Hundreds of protesters have burned tires and blocked four main highways in Albania to demand that the authorities scrap new tolls on the main road linking Albania with Kosovo.
The two-hour protest on April 5 followed the torching of toll booths on the highway on March 31 by demonstrators angered by the imposition of fees for the first time to use the road.
Twenty-three people were arrested after clashes with police over the weekend that left some policemen injured, and 11 of the protesters were jailed by an Albanian court on April 4.
Albanian opposition leaders have seized on anger over the road tolls to launch what they call a wave of civil disobedience. They are now calling on Albanians to refuse to pay several kinds of taxes, contending that the government collects them to enrich its cronies.

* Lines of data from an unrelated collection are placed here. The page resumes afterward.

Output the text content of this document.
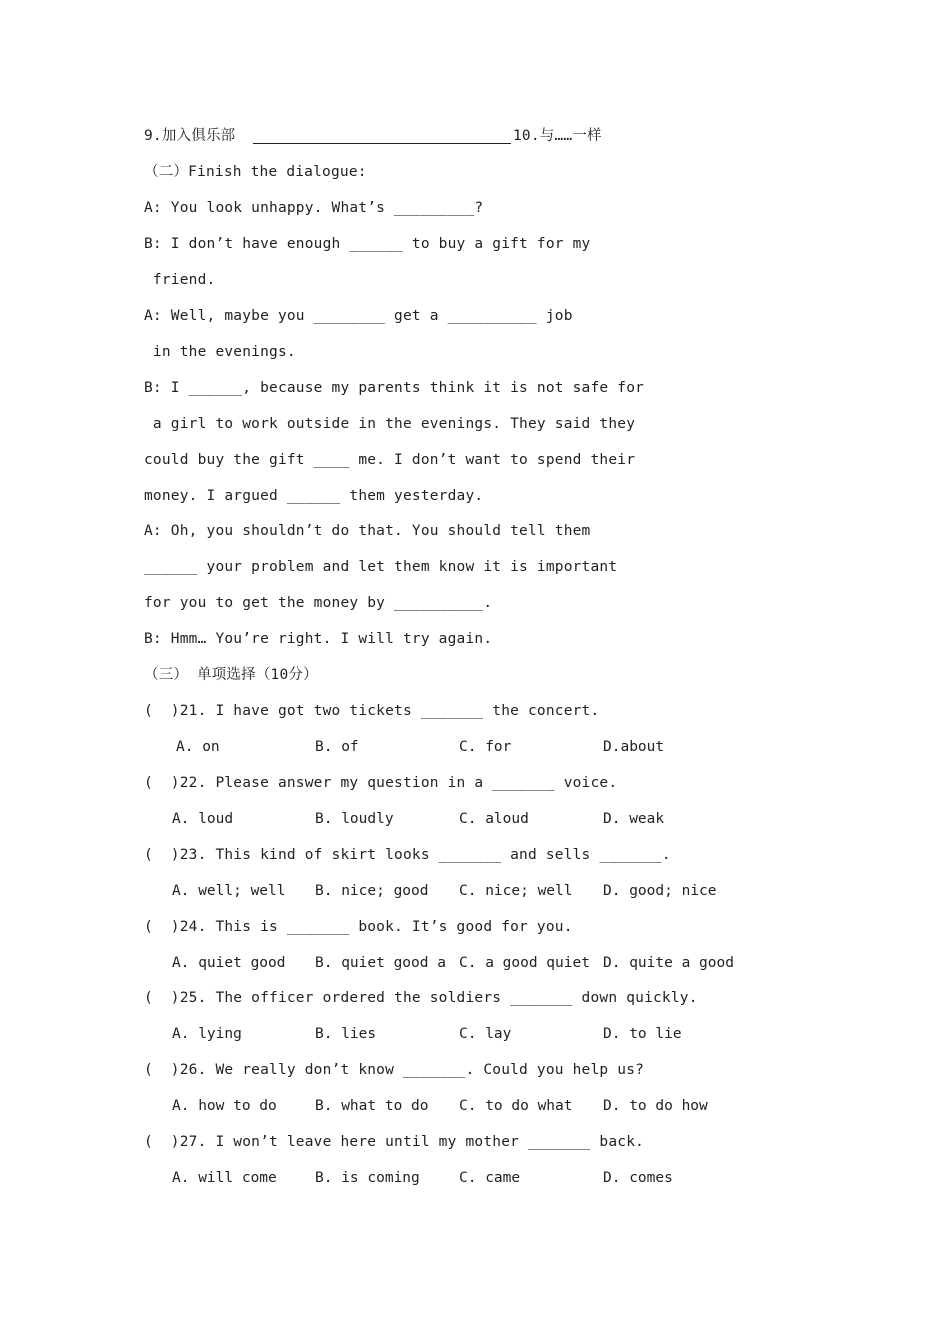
9.加入俱乐部	10.与……一样
（二）Finish the dialogue:
A: You look unhappy. What’s _________?
B: I don’t have enough ______ to buy a gift for my
friend.
A: Well, maybe you ________ get a __________ job
in the evenings.
B: I ______, because my parents think it is not safe for
a girl to work outside in the evenings. They said they
could buy the gift ____ me. I don’t want to spend their
money. I argued ______ them yesterday.
A: Oh, you shouldn’t do that. You should tell them
______ your problem and let them know it is important
for you to get the money by __________.
B: Hmm… You’re right. I will try again.
（三） 单项选择（10分）
(  )21. I have got two tickets _______ the concert.
A. on	B. of	C. for	D.about
(  )22. Please answer my question in a _______ voice.
A. loud	B. loudly	C. aloud	D. weak
(  )23. This kind of skirt looks _______ and sells _______.
A. well; well B. nice; good C. nice; well D. good; nice
(  )24. This is _______ book. It’s good for you.
A. quiet good B. quiet good a C. a good quiet D. quite a good
(  )25. The officer ordered the soldiers _______ down quickly.
A. lying	B. lies	C. lay	D. to lie
(  )26. We really don’t know _______. Could you help us?
A. how to do	B. what to do C. to do what D. to do how
(  )27. I won’t leave here until my mother _______ back.
A. will come	B. is coming	C. came	D. comes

The government says the tolls are necessary to pay for modernization, including the widening of two bridges, of the highway winding through difficult mountainous terrain.
The project is a priority for Tirana, as the highway is the main overland artery between Albania and Kosovo, a mainly ethnic Albanian country. The two states have close cultural, political, and commercial ties.

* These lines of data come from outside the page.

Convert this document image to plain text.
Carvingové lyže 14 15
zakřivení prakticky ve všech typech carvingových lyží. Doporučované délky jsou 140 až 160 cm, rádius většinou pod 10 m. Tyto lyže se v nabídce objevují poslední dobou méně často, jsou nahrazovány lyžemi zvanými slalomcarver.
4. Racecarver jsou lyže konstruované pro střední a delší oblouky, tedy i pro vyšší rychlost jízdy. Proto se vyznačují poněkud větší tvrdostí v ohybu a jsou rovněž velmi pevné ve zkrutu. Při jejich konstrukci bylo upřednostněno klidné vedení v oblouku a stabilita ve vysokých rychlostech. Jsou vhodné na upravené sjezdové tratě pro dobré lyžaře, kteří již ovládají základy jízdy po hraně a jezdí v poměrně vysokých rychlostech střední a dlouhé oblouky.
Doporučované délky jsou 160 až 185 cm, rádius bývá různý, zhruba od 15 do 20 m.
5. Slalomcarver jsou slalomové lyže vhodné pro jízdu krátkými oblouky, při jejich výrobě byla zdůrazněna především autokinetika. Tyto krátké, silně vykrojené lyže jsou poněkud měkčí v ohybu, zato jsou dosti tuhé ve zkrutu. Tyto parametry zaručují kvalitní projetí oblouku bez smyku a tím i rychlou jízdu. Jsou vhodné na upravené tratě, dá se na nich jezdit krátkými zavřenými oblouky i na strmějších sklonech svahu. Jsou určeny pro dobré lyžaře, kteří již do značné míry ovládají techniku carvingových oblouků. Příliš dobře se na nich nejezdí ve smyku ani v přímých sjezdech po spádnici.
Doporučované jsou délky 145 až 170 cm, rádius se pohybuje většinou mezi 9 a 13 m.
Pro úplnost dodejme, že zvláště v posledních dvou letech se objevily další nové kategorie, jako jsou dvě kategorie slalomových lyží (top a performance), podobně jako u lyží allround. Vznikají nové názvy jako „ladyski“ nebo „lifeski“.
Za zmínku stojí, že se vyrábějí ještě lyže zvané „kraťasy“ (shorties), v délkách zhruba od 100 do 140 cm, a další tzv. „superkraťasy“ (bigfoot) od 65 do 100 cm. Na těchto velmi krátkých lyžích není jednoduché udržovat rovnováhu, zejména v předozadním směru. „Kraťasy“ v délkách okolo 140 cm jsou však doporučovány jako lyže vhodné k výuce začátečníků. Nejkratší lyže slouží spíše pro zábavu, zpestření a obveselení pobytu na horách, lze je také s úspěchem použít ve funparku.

Albanian Prime Minister Edi Rama used a video link with town councillors in Kukes, near the border with Kosovo, on April 5 to apologize to residents for not providing information in advance about the tolls. He said frequent road users would qualify for discounts.
The new tolls are part of a 30-year concession granted by Rama's government to manage and repair the highway.
Workers have cleared the debris from the weekend violence, and Rama said the upgrading of the highway to Kosovo would be completed by the end of this year.